Proceedings of the 2013 International Conference on Advanced Computer Science and Electronics Information (ICACSEI 2013)

Some Statistical Models vs. Models Based on SC Applied to Daily Exchange Rates

Authors
Dusan Marcek
Corresponding author
Marcek
Keywords
ARIMA/ARCH/GARCH models, forecast accuracy, soft computing, RBF neural networks.
Abstract
We developed forecasting models based on the advanced statistical (stochastic) and soft computing (computational intelligence) techniques for predicting high frequency data sets. Firstly, we used the standard statistical tools such as the autocorrelation/partial autocorrelation function, clustering, etc. to identify the chunks of information that are deemed essential for knowledge representation. Afterwards, (1) we proposed statistical methods to identify the relationship between the information granules; (2) based on the platform of granular or soft computing (G or SC) we developed and formal expressed the underlying mechanisms (models) that generate the observed data and, in turn, to forecast future values of the investigated process in managerial decision-making.
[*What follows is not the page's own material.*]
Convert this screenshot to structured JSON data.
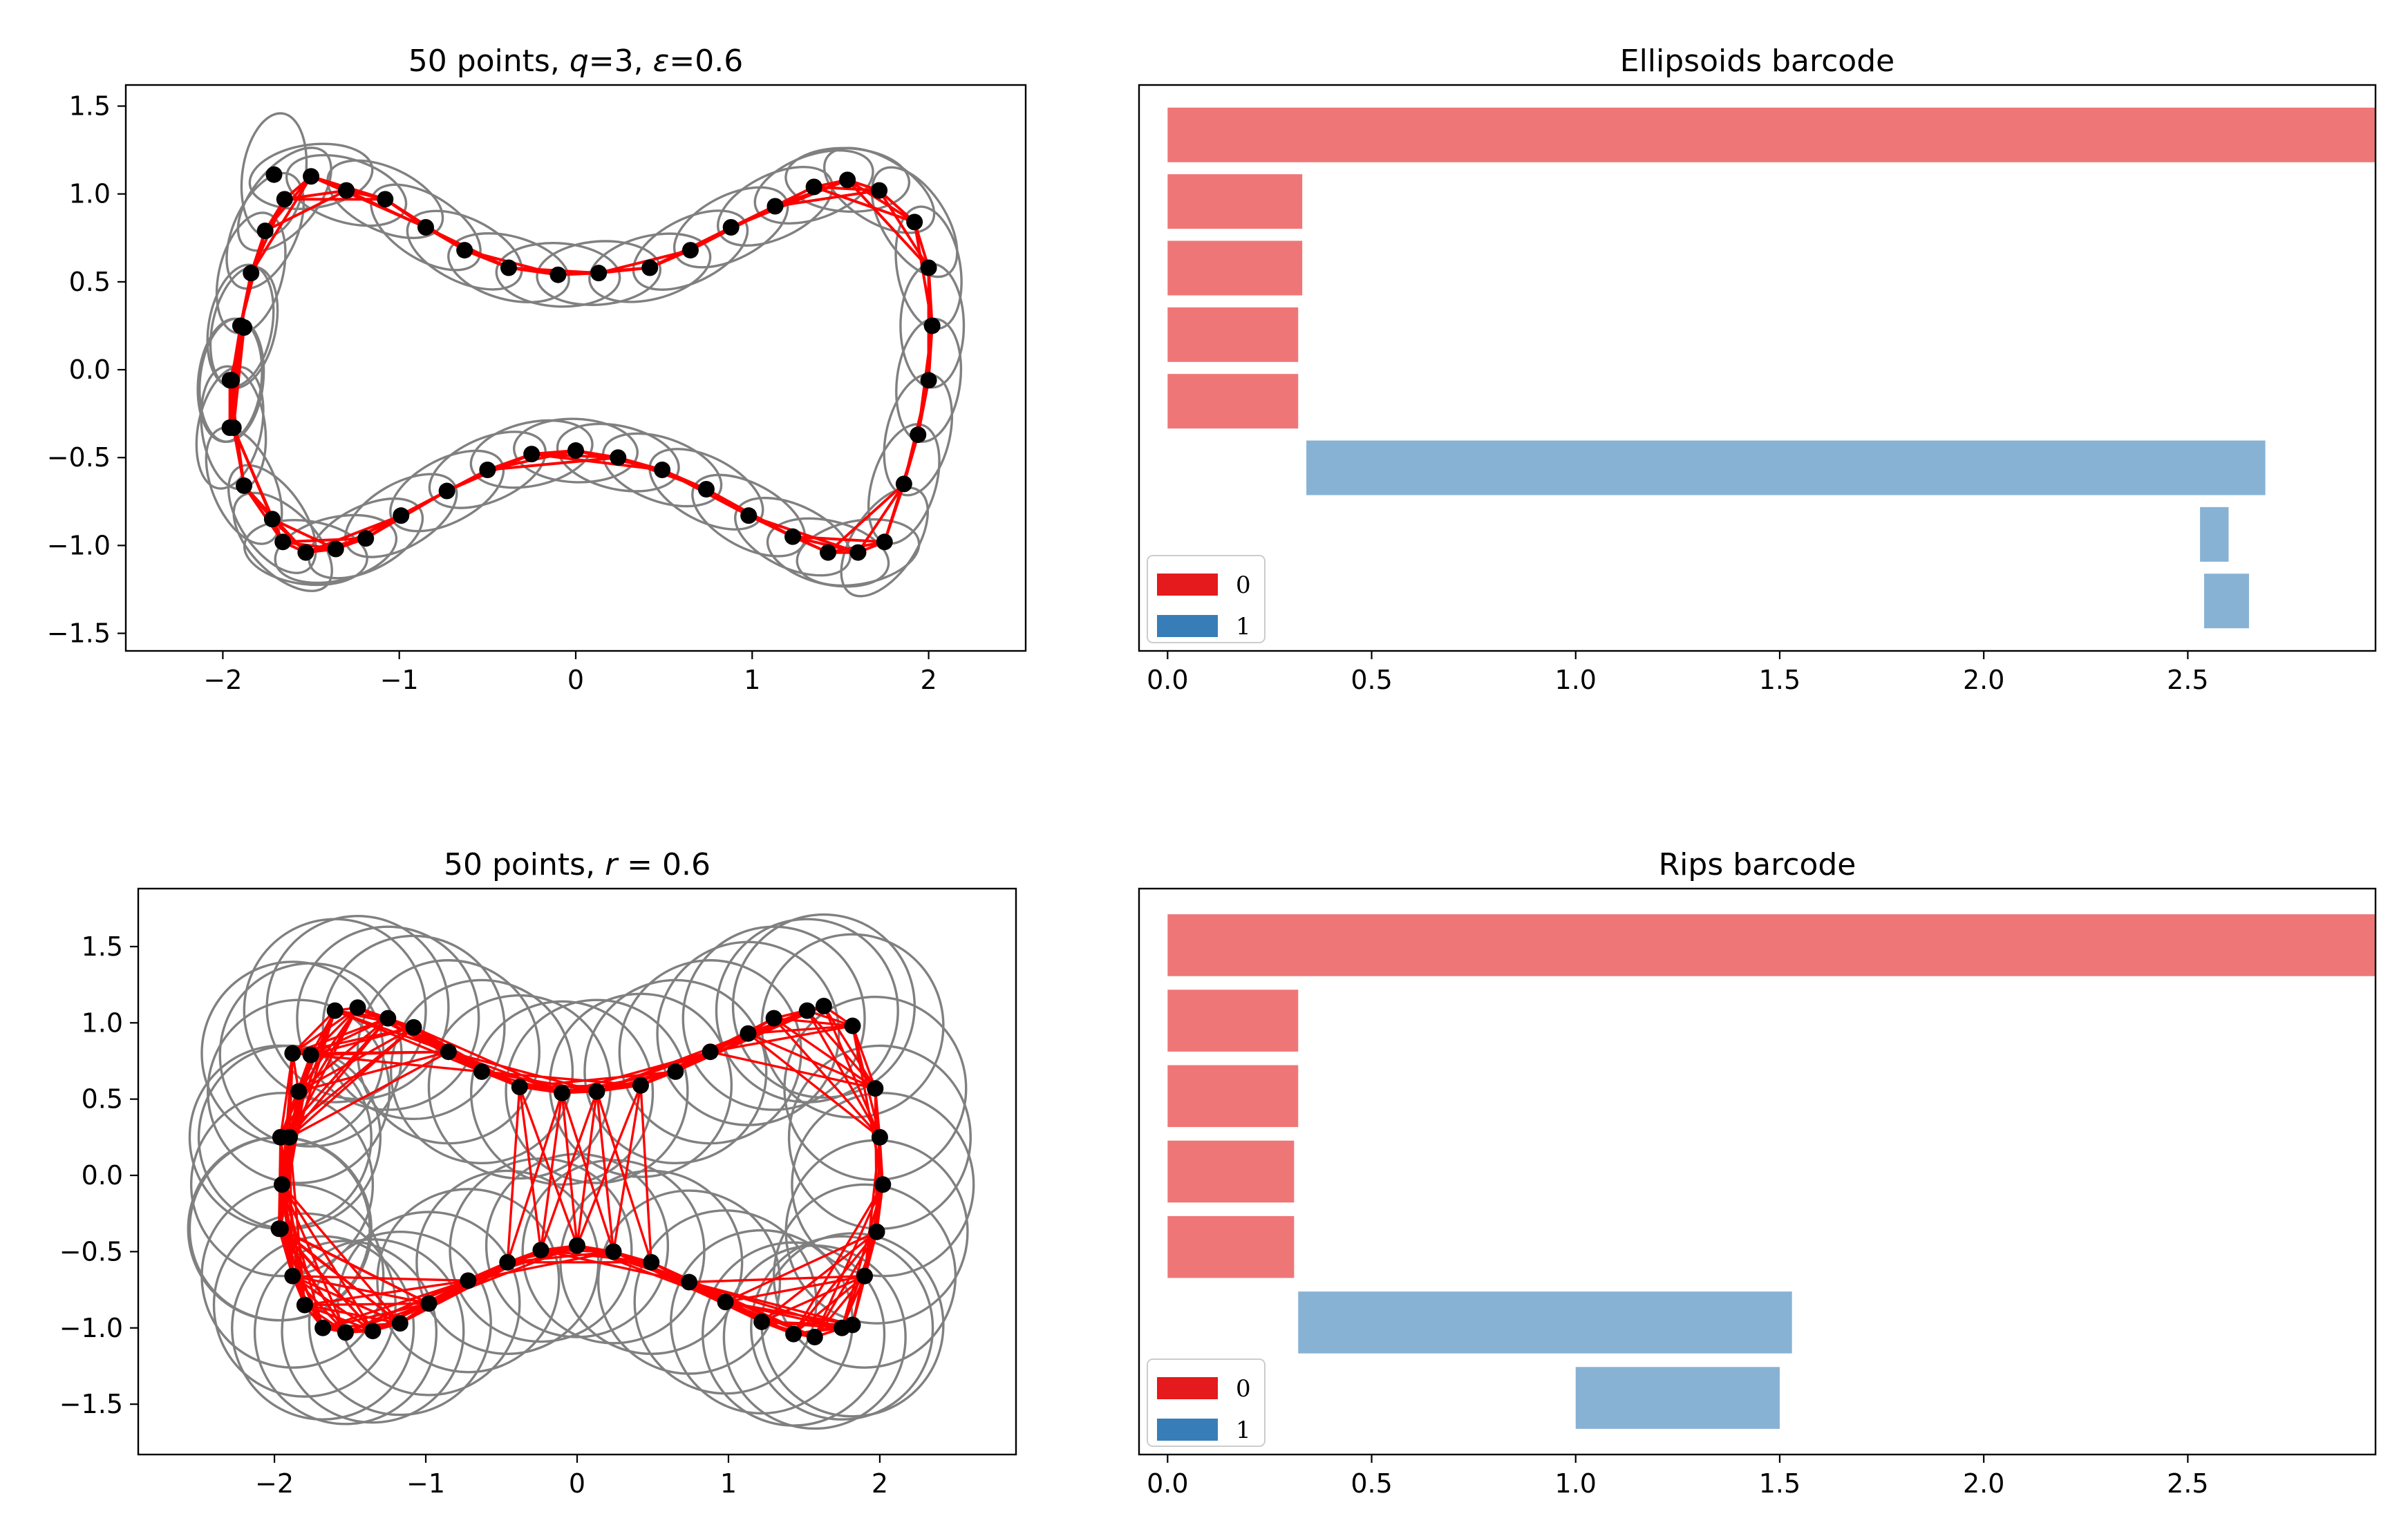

The proposed intelligent approach is applied to the time series of USD/EUR exchange rates. We found that it is possible to achieve significant risk reduction in managerial decision-making by applying intelligent forecasting models based on the latest information technologies. We show that statistical GARCH-class models can identify the presence of the leverage effect and to react to the good and bad news. In a comparative study is shown, that both presented modeling approaches are able to model and predict high frequency data with reasonable accuracy, but the neural network approach is more effective and accurate.